Social Issues

Women turn to self-defense in China after vicious attack goes viral

By Lorena Cantó

Beijing, Jul 13 (EFE).- Women in China have turned to self-defense after a harrowing video of a group of men attacking four young women at a restaurant in Tangshan, Hebei province, sparked outrage and concern for the safety of women.

Yang, Xu and Charlotte, a group of 15-year-old friends, joined a Beijing gym last week after being shocked by the surveillance footage of the vicious gang attack that went viral on social media.

“We are shocked. For the first time, we realized that this type of thing happens in our society,” Charlotte tells Efe after a class. “Although this incident is not a common phenomenon, it is a wake-up call for us.”


Phones have not stopped ringing at the Jiu Fu boxing center since the attack went viral.

Instructor Liu Hongdou says that two or three days after the video was published classes were fully booked up.

Social media has put a spotlight on something that “is not new, it has always been there,” she adds.

Standing on a tatami, Liu shows seven students how to avoid danger in different scenarios: in a taxi, being dragged to the ground, how to run to escape an aggressor or how to strike someone from a lower position “because they like to grab the victim by the neck,” the instructor explains.

The women learn to punch without gloves because “in real-life situations, they’re not going to wear them,” the teacher adds.

Liu grew up in Hubei, where she says street violence is common.

But in Beijing, Liu says women don’t have much awareness of safety.


The deputy police chief in Tangshan was recently dismissed following accusations the police responded too slowly to the attack. And even though the alleged perpetrators have been arrested, the topic still remains hot on social media in China.

The video has also stirred up a debate on gender violence.

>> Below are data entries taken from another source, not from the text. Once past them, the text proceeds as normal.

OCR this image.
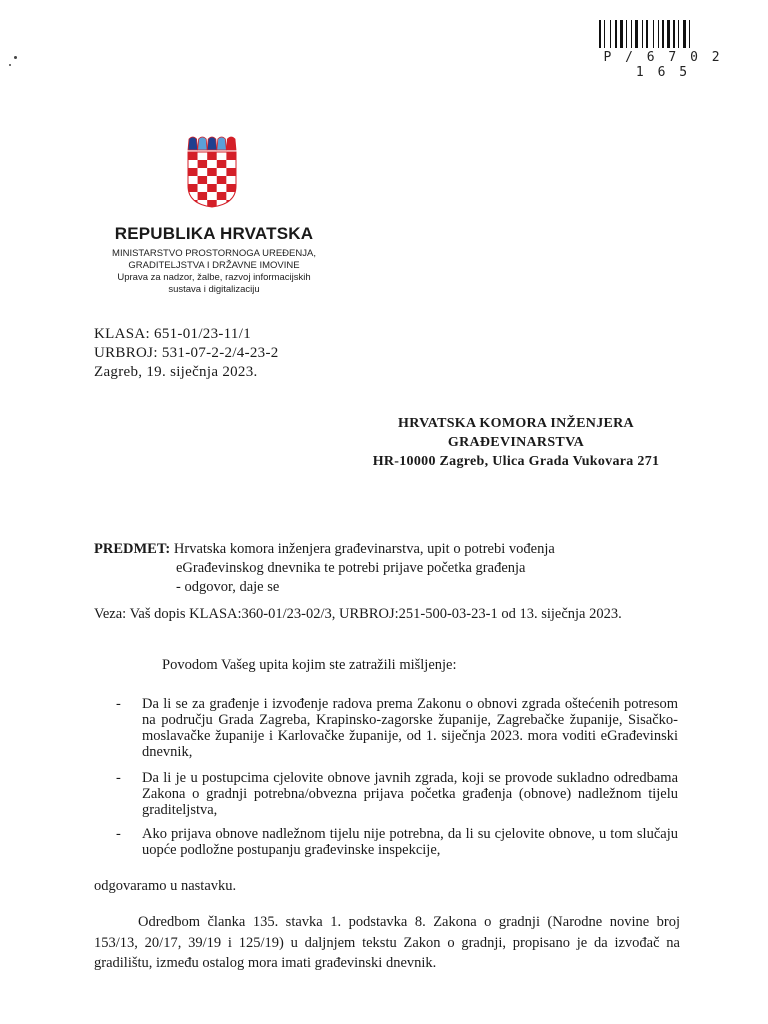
P / 6 7 0 2 1 6 5
REPUBLIKA HRVATSKA
MINISTARSTVO PROSTORNOGA UREĐENJA,
GRADITELJSTVA I DRŽAVNE IMOVINE
Uprava za nadzor, žalbe, razvoj informacijskih
sustava i digitalizaciju
KLASA: 651-01/23-11/1
URBROJ: 531-07-2-2/4-23-2
Zagreb, 19. siječnja 2023.
HRVATSKA KOMORA INŽENJERA
GRAĐEVINARSTVA
HR-10000 Zagreb, Ulica Grada Vukovara 271
PREDMET: Hrvatska komora inženjera građevinarstva, upit o potrebi vođenja
eGrađevinskog dnevnika te potrebi prijave početka građenja
- odgovor, daje se
Veza: Vaš dopis KLASA:360-01/23-02/3, URBROJ:251-500-03-23-1 od 13. siječnja 2023.
Povodom Vašeg upita kojim ste zatražili mišljenje:
- Da li se za građenje i izvođenje radova prema Zakonu o obnovi zgrada oštećenih potresom na području Grada Zagreba, Krapinsko-zagorske županije, Zagrebačke županije, Sisačko-moslavačke županije i Karlovačke županije, od 1. siječnja 2023. mora voditi eGrađevinski dnevnik,
- Da li je u postupcima cjelovite obnove javnih zgrada, koji se provode sukladno odredbama Zakona o gradnji potrebna/obvezna prijava početka građenja (obnove) nadležnom tijelu graditeljstva,
- Ako prijava obnove nadležnom tijelu nije potrebna, da li su cjelovite obnove, u tom slučaju uopće podložne postupanju građevinske inspekcije,
odgovaramo u nastavku.
Odredbom članka 135. stavka 1. podstavka 8. Zakona o gradnji (Narodne novine broj 153/13, 20/17, 39/19 i 125/19) u daljnjem tekstu Zakon o gradnji, propisano je da izvođač na gradilištu, između ostalog mora imati građevinski dnevnik.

While China does have an Anti-Domestic Violence Law created in 2016, social media posts “instigating gender conflict” about the Tangshan incident were flagged down by authorities.

Concerns over the issue even echoed at China’s national people’s congress in March.

A revised draft bill for China’s women’s rights law was published in December in Legal Daily, a state-backed newspaper.

The revised draft included changes to sexual harassment and gender discrimination in the workplace as well as calling for outlawing brainwashing and female morality classes, where women are taught to be submissive to men and which have thrived for the last 20 years.

Yonina Chan, head of the women’s division at Krav Maga Global China, says they only became aware of the recent attack after receiving an unusually high number of inquiries for female self-defense classes.